One of our board members has decided everyone on the board should have complete, unrestricted access to everything. From the combination to the lock on the little cabinet that houses the modem and gateway router and the passwords for those devices, to full-administrator privileges on all of our software “systems” (Google Workspace, Mailchimp, Square, Azure, etc.)
Another board member is now rallying with that board member so it is going to be an entire discussion point at our next board meeting.
Part of me wants to just go ahead and do it.
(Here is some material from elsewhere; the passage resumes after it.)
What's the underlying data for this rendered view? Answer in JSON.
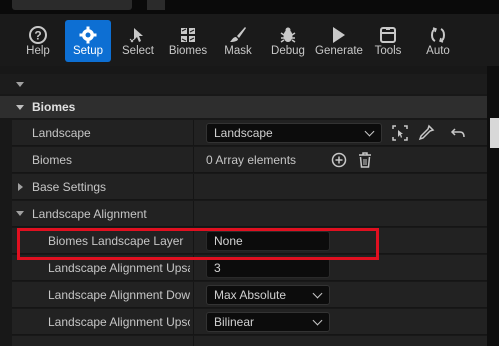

Everyone can start sending newsletters through Mailchimp (we have just one person who coordinates them all now) and we won’t have any standards on formatting, frequency, etc. Everyone can setup new groups and users in Google Workspace and create shared drives like they are folders. Why not?
I want to explain that less access means less exposure to systems being compromised. It means not having the person who does a function different from yours digging into your projects randomly and deciding to “help.” It means you won’t end up locked out later because somebody else in a few years decides tightened security is needed and starts arbitrarily making decisions about that.
Are there any other good reasons I should give these particular board members why this is a bad idea? Or, is this just me being too overly protective of the work I’ve been doing for years?
Any feedback or questions are welcome.
I hear this frequently when someone needs X to be done, but so far have received no advice other than, "only person A" can do that. The response is often some version of, "why not?" followed with, "I don't know, only person A has access to it"
The initial request usually comes from higher in the food chain. Usually the requester is used to dispatching responsibilies to (organizationally) nearby people and having their requirements carried out.
This doesn't mean that such people actually want (in this case) to actually remove all access control. They want thing X and they want to move on with their bits of the process feeling like thing X is handled and will be delivered forthwith.
Rather than start with the Why This Is a Bad Idea list, meet with them towards figuring out what X actually is and what needs to be changed to support bringing it about. If they push back, mention how data security affects public perception of your kind of NP. I mean, no one wants to give their PPI to an outfit that is known for ignoring the safe-keeping of their clients' data.
I have found that going into such a meeting with technical guns blazing can overwhelm the bandwidth of (often management) those you need information from.
Make it about X and the people that need X. What do they need to accomplish? What are their timelines? What has broken down such that this issue has arisen? Is person A available to assist?
If you do it right, the requestor will see a scenario where the initial advice was merely incomplete and that you were the person to see about it the entire time.
You might need to make a short-term adjustment for an instance of X to happen (that's all very well and good, but this was supposed to go put yesterday!) but the org managers might start seeing you as someone to engage ahead of someone up-top making uninformed decisions that could have unfortunate long-term consequences.
I could have kept all my deposits as cash on the kitchen table for all the interest that they've been earning.
I spent over a decade as a governor of a local school and avoided ever having access to the WiFi, etc, etc.
In general it is safest and easiest to manage potentially troublesome rights if you keep those to a small known group.
And that's assuming that no one has a latent gambling addiction or whatever.